Chapter 32

36K 3K 14
                                    

[Raya pov]

Ujian hari ini akhirnya selesai juga. Sambil menggerak-gerakkan leher, gue menepuk-nepuk punggung. Capek! Pengen cepat-cepat pulang dan tidur.

"Eh, Raya! Sini!" Panggil Pak Dono ketika gue melewati kantor guru hendak menuju gerbang depan sekolah.

Gue menoleh lalu menghampiri Pak Dono. "Ada apa, Pak?"

"Tolong ambilkan sapu di gudang," kata Pak Dono dengan kumis manggut-manggut.

Nggak tau kenapa, tiap kali gue lihat kumisnya Pak Dono, bawaannya pengen jambak aja tuh kumis. Lucu sih! Jadi gemes deh!

"Buat apa, Pak?" Tanya gue kepo.

"Banyak nanya lu! Sapu ya buat nyapu!"

Gue meringis. "Baik, Pak."

Gue pun bergegas menuju gudang dengan langkah kaki malas. Aaaaarrrgggh! Gue terperanjat kaget. Terdengar suara teriakan seorang wanita dari arah halaman belakang sekolah. Gue langsung berlari menuju sumber suara. Eiiits! Siapa itu? Zen? Siapa cewek itu?

Gue masih ngumpet di balik tembok, mencermati apa yang terjadi di belakang sekolah. Bagaimana pun juga, Zen adalah pentolan sekolah. Dia mengepalai ketua geng di setiap kelas yang ada di sekolah. Kalau gue salah langkah, bisa kelar dah gua.

"Mau apa lo?" Cewek cantik itu bertanya dengan judes.

"Gue mau lo jadi pacar gue, Lea!" Jawab Zen sambil memegang pergelangan tangan cewek yang ternyata bernama Lea itu.

"Lepasin! Gue nggak mau!" Lea memberontak dengan melepaskan tangan Zen dengan paksa.

Bushet dah! Kayak sinetron aja nih adegan, pikir gue.

"Gue kurang apa, Lea?" Zen kembali memegang tangan Lea dengan paksa.

"Jangan ganggu gue, Zen! Lepasin!"

"Gue cinta sama lo, Lea!" Zen mulai mencodongkan wajahnya ke muka gadis yang bernama Lea itu.

"Aaarrrgh! Jangan!" Lea terus menghindar sambil menangis.

Zen sama sekali tak peduli kalau Lea menangis. Ia terlihat nafsu banget. Ya elah! Zen main nyosor aja! Jadi gawat nih! Gue harus melakukan sesuatu untuk menolong gadis yang bernama Lea itu.
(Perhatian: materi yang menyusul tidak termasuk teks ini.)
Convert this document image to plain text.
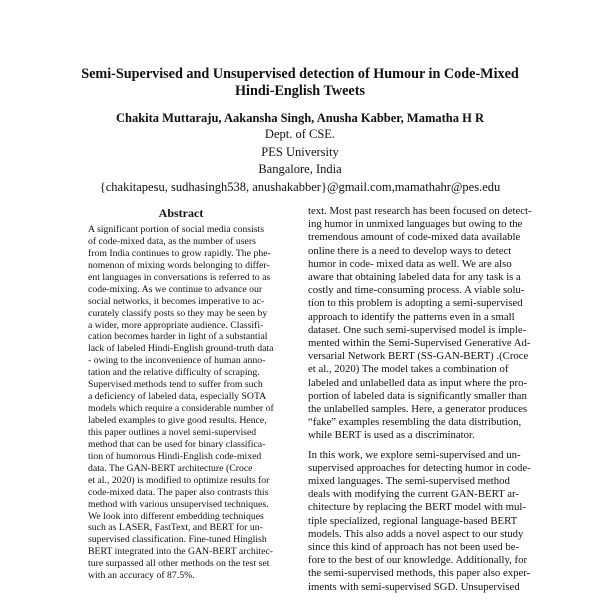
Semi-Supervised and Unsupervised detection of Humour in Code-Mixed
Hindi-English Tweets
Chakita Muttaraju, Aakansha Singh, Anusha Kabber, Mamatha H R
Dept. of CSE.
PES University
Bangalore, India
{chakitapesu, sudhasingh538, anushakabber}@gmail.com,mamathahr@pes.edu
Abstract
A significant portion of social media consists
of code-mixed data, as the number of users
from India continues to grow rapidly. The phe-
nomenon of mixing words belonging to differ-
ent languages in conversations is referred to as
code-mixing. As we continue to advance our
social networks, it becomes imperative to ac-
curately classify posts so they may be seen by
a wider, more appropriate audience. Classifi-
cation becomes harder in light of a substantial
lack of labeled Hindi-English ground-truth data
- owing to the inconvenience of human anno-
tation and the relative difficulty of scraping.
Supervised methods tend to suffer from such
a deficiency of labeled data, especially SOTA
models which require a considerable number of
labeled examples to give good results. Hence,
this paper outlines a novel semi-supervised
method that can be used for binary classifica-
tion of humorous Hindi-English code-mixed
data. The GAN-BERT architecture (Croce
et al., 2020) is modified to optimize results for
code-mixed data. The paper also contrasts this
method with various unsupervised techniques.
We look into different embedding techniques
such as LASER, FastText, and BERT for un-
supervised classification. Fine-tuned Hinglish
BERT integrated into the GAN-BERT architec-
ture surpassed all other methods on the test set
with an accuracy of 87.5%.
text. Most past research has been focused on detect-
ing humor in unmixed languages but owing to the
tremendous amount of code-mixed data available
online there is a need to develop ways to detect
humor in code- mixed data as well. We are also
aware that obtaining labeled data for any task is a
costly and time-consuming process. A viable solu-
tion to this problem is adopting a semi-supervised
approach to identify the patterns even in a small
dataset. One such semi-supervised model is imple-
mented within the Semi-Supervised Generative Ad-
versarial Network BERT (SS-GAN-BERT) .(Croce
et al., 2020) The model takes a combination of
labeled and unlabelled data as input where the pro-
portion of labeled data is significantly smaller than
the unlabelled samples. Here, a generator produces
“fake” examples resembling the data distribution,
while BERT is used as a discriminator.
In this work, we explore semi-supervised and un-
supervised approaches for detecting humor in code-
mixed languages. The semi-supervised method
deals with modifying the current GAN-BERT ar-
chitecture by replacing the BERT model with mul-
tiple specialized, regional language-based BERT
models. This also adds a novel aspect to our study
since this kind of approach has not been used be-
fore to the best of our knowledge. Additionally, for
the semi-supervised methods, this paper also exper-
iments with semi-supervised SGD. Unsupervised
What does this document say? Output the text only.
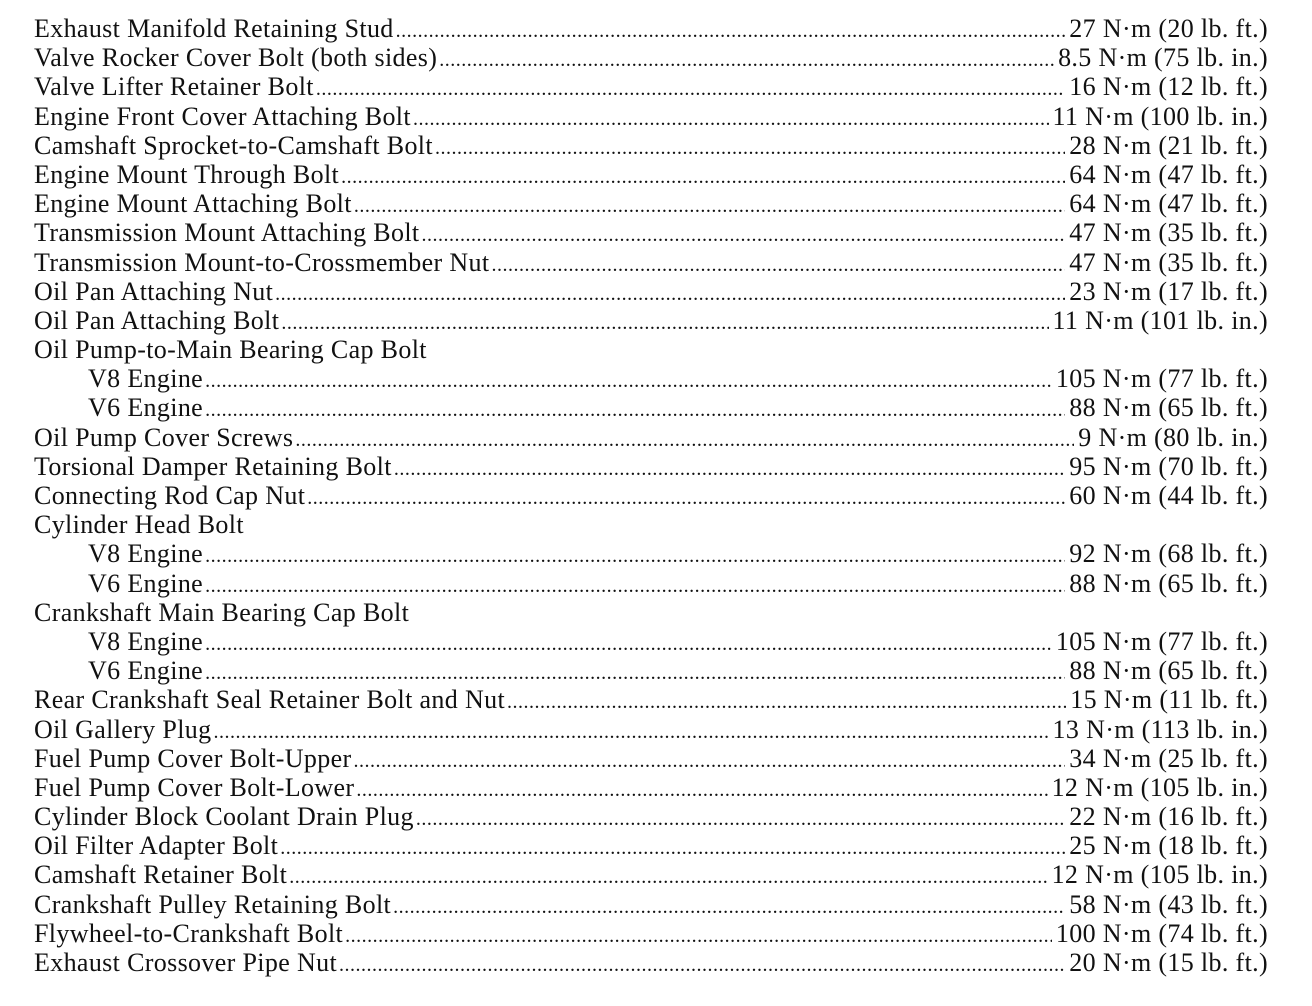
Exhaust Manifold Retaining Stud .....	27 N·m (20 lb. ft.)
Valve Rocker Cover Bolt (both sides) .....	8.5 N·m (75 lb. in.)
Valve Lifter Retainer Bolt .....	16 N·m (12 lb. ft.)
Engine Front Cover Attaching Bolt .....	11 N·m (100 lb. in.)
Camshaft Sprocket-to-Camshaft Bolt .....	28 N·m (21 lb. ft.)
Engine Mount Through Bolt .....	64 N·m (47 lb. ft.)
Engine Mount Attaching Bolt .....	64 N·m (47 lb. ft.)
Transmission Mount Attaching Bolt .....	47 N·m (35 lb. ft.)
Transmission Mount-to-Crossmember Nut .....	47 N·m (35 lb. ft.)
Oil Pan Attaching Nut .....	23 N·m (17 lb. ft.)
Oil Pan Attaching Bolt .....	11 N·m (101 lb. in.)
Oil Pump-to-Main Bearing Cap Bolt
V8 Engine .....	105 N·m (77 lb. ft.)
V6 Engine .....	88 N·m (65 lb. ft.)
Oil Pump Cover Screws .....	9 N·m (80 lb. in.)
Torsional Damper Retaining Bolt .....	95 N·m (70 lb. ft.)
Connecting Rod Cap Nut .....	60 N·m (44 lb. ft.)
Cylinder Head Bolt
V8 Engine .....	92 N·m (68 lb. ft.)
V6 Engine .....	88 N·m (65 lb. ft.)
Crankshaft Main Bearing Cap Bolt
V8 Engine .....	105 N·m (77 lb. ft.)
V6 Engine .....	88 N·m (65 lb. ft.)
Rear Crankshaft Seal Retainer Bolt and Nut .....	15 N·m (11 lb. ft.)
Oil Gallery Plug .....	13 N·m (113 lb. in.)
Fuel Pump Cover Bolt-Upper .....	34 N·m (25 lb. ft.)
Fuel Pump Cover Bolt-Lower .....	12 N·m (105 lb. in.)
Cylinder Block Coolant Drain Plug .....	22 N·m (16 lb. ft.)
Oil Filter Adapter Bolt .....	25 N·m (18 lb. ft.)
Camshaft Retainer Bolt .....	12 N·m (105 lb. in.)
Crankshaft Pulley Retaining Bolt .....	58 N·m (43 lb. ft.)
Flywheel-to-Crankshaft Bolt .....	100 N·m (74 lb. ft.)
Exhaust Crossover Pipe Nut .....	20 N·m (15 lb. ft.)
"EH! PAK DONO!! ADA APA, PAK?" teriak gue pura-pura seolah-olah ada Pak Dono beneran.

Zen langsung celingukan kaget setelah mendengar ada Pak Dono datang. Kemudian ia melepaskan tangan Lea, memanjat pagar, dan kabur begitu saja.
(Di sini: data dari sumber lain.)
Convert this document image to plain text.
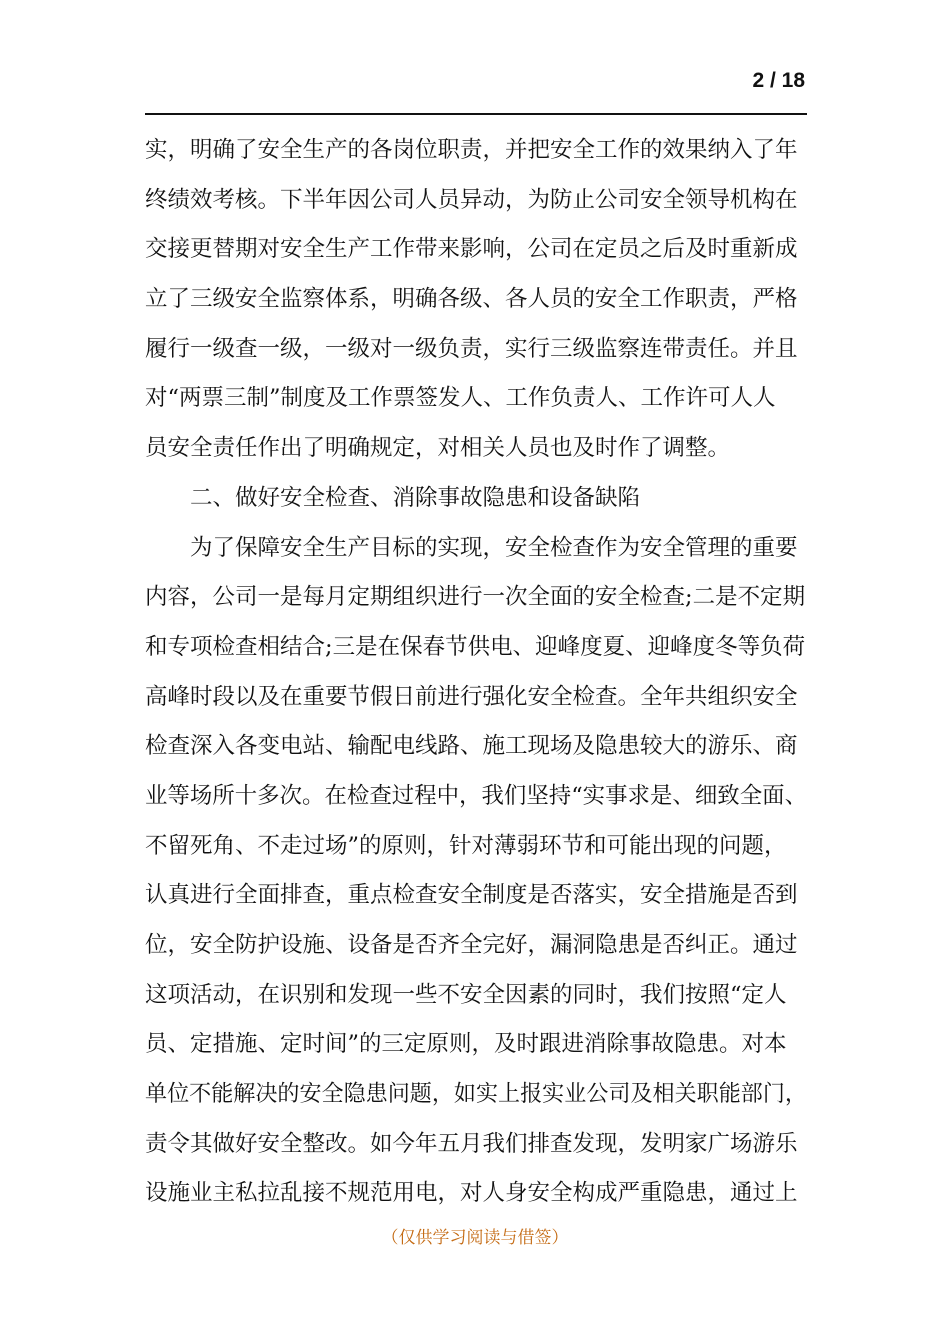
2 / 18
实，明确了安全生产的各岗位职责，并把安全工作的效果纳入了年
终绩效考核。下半年因公司人员异动，为防止公司安全领导机构在
交接更替期对安全生产工作带来影响，公司在定员之后及时重新成
立了三级安全监察体系，明确各级、各人员的安全工作职责，严格
履行一级查一级，一级对一级负责，实行三级监察连带责任。并且
对“两票三制”制度及工作票签发人、工作负责人、工作许可人人
员安全责任作出了明确规定，对相关人员也及时作了调整。
二、做好安全检查、消除事故隐患和设备缺陷
为了保障安全生产目标的实现，安全检查作为安全管理的重要
内容，公司一是每月定期组织进行一次全面的安全检查;二是不定期
和专项检查相结合;三是在保春节供电、迎峰度夏、迎峰度冬等负荷
高峰时段以及在重要节假日前进行强化安全检查。全年共组织安全
检查深入各变电站、输配电线路、施工现场及隐患较大的游乐、商
业等场所十多次。在检查过程中，我们坚持“实事求是、细致全面、
不留死角、不走过场”的原则，针对薄弱环节和可能出现的问题，
认真进行全面排查，重点检查安全制度是否落实，安全措施是否到
位，安全防护设施、设备是否齐全完好，漏洞隐患是否纠正。通过
这项活动，在识别和发现一些不安全因素的同时，我们按照“定人
员、定措施、定时间”的三定原则，及时跟进消除事故隐患。对本
单位不能解决的安全隐患问题，如实上报实业公司及相关职能部门，
责令其做好安全整改。如今年五月我们排查发现，发明家广场游乐
设施业主私拉乱接不规范用电，对人身安全构成严重隐患，通过上
（仅供学习阅读与借签）
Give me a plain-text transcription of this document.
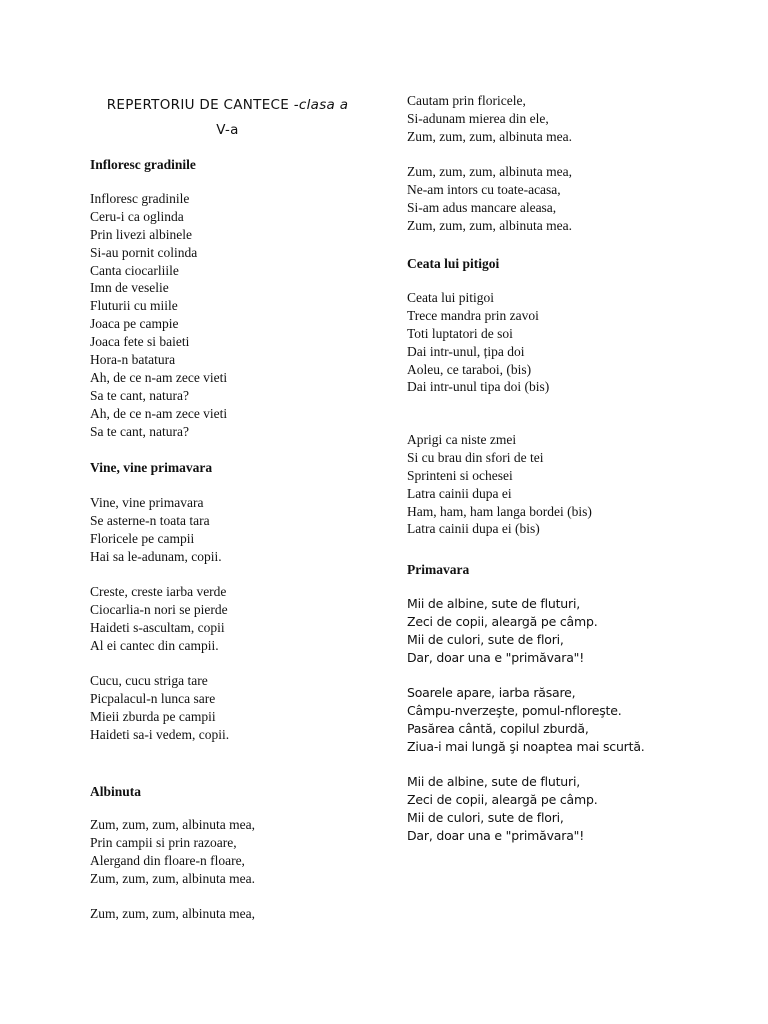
REPERTORIU DE CANTECE -clasa a
V-a
Infloresc gradinile
Infloresc gradinile
Ceru-i ca oglinda
Prin livezi albinele
Si-au pornit colinda
Canta ciocarliile
Imn de veselie
Fluturii cu miile
Joaca pe campie
Joaca fete si baieti
Hora-n batatura
Ah, de ce n-am zece vieti
Sa te cant, natura?
Ah, de ce n-am zece vieti
Sa te cant, natura?
Vine, vine primavara
Vine, vine primavara
Se asterne-n toata tara
Floricele pe campii
Hai sa le-adunam, copii.
Creste, creste iarba verde
Ciocarlia-n nori se pierde
Haideti s-ascultam, copii
Al ei cantec din campii.
Cucu, cucu striga tare
Picpalacul-n lunca sare
Mieii zburda pe campii
Haideti sa-i vedem, copii.
Albinuta
Zum, zum, zum, albinuta mea,
Prin campii si prin razoare,
Alergand din floare-n floare,
Zum, zum, zum, albinuta mea.
Zum, zum, zum, albinuta mea,
Cautam prin floricele,
Si-adunam mierea din ele,
Zum, zum, zum, albinuta mea.
Zum, zum, zum, albinuta mea,
Ne-am intors cu toate-acasa,
Si-am adus mancare aleasa,
Zum, zum, zum, albinuta mea.
Ceata lui pitigoi
Ceata lui pitigoi
Trece mandra prin zavoi
Toti luptatori de soi
Dai intr-unul, țipa doi
Aoleu, ce taraboi, (bis)
Dai intr-unul tipa doi (bis)
Aprigi ca niste zmei
Si cu brau din sfori de tei
Sprinteni si ochesei
Latra cainii dupa ei
Ham, ham, ham langa bordei (bis)
Latra cainii dupa ei (bis)
Primavara
Mii de albine, sute de fluturi,
Zeci de copii, aleargă pe câmp.
Mii de culori, sute de flori,
Dar, doar una e "primăvara"!
Soarele apare, iarba răsare,
Câmpu-nverzeşte, pomul-nfloreşte.
Pasărea cântă, copilul zburdă,
Ziua-i mai lungă şi noaptea mai scurtă.
Mii de albine, sute de fluturi,
Zeci de copii, aleargă pe câmp.
Mii de culori, sute de flori,
Dar, doar una e "primăvara"!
Setelah Zen pergi, gue menghampiri Lea yang saat itu masih menangis sesenggukan.

"Lo nggak apa-apa 'kan?" Gue memegang pundak Lea.

"Makasih ya, Raya! Lo udah mau nolongin gue."

Waduuuh! Ternyata gue terkenal juga ya? Gue aja tadi nggak kenal siapa gadis ini! Eh, ternyata dia kenal siapa gue.

"Iya. Sama-sama." Gue menimpali.

Lea mengusap air matanya. "Perkenalkan. Gue Renata Azalea, kelas XI-IPA 5." Dia mengulurkan tangannya.

Gue menyahuti uluran tangannya. "Soraya Aldrick," kata gue.

***

Sepulang sekolah, kami berjalan bersama menuju halte bus. Selain cantik, dia kelihatannya anak yang ramah.

"Ngomong-ngomong, bagaimana caranya lo bisa bersahabatan sama Renan dan Arsyaf?" Dia mengawali pembicaraan.

Gue mengangkat bahu. "Kalau Renan sih, gue sudah berteman sejak kecil. Kalau Arsyaf, dia yang daftar sendiri buat jadi sahabat gue."

Mata Lea membulat. "Kok bisa?"

"Nggak tau deh!" Gue kembali mengangkat bahu.

"Oh iya! Gue boleh minta nomor HP lo, nggak?"

"Boleh."

Kami pun bertukar nomor HP dan menjadi teman sejak saat itu. Ah, semoga saja tahun depan, gue bisa satu kelas dengannya. Bantu aku, Dewa!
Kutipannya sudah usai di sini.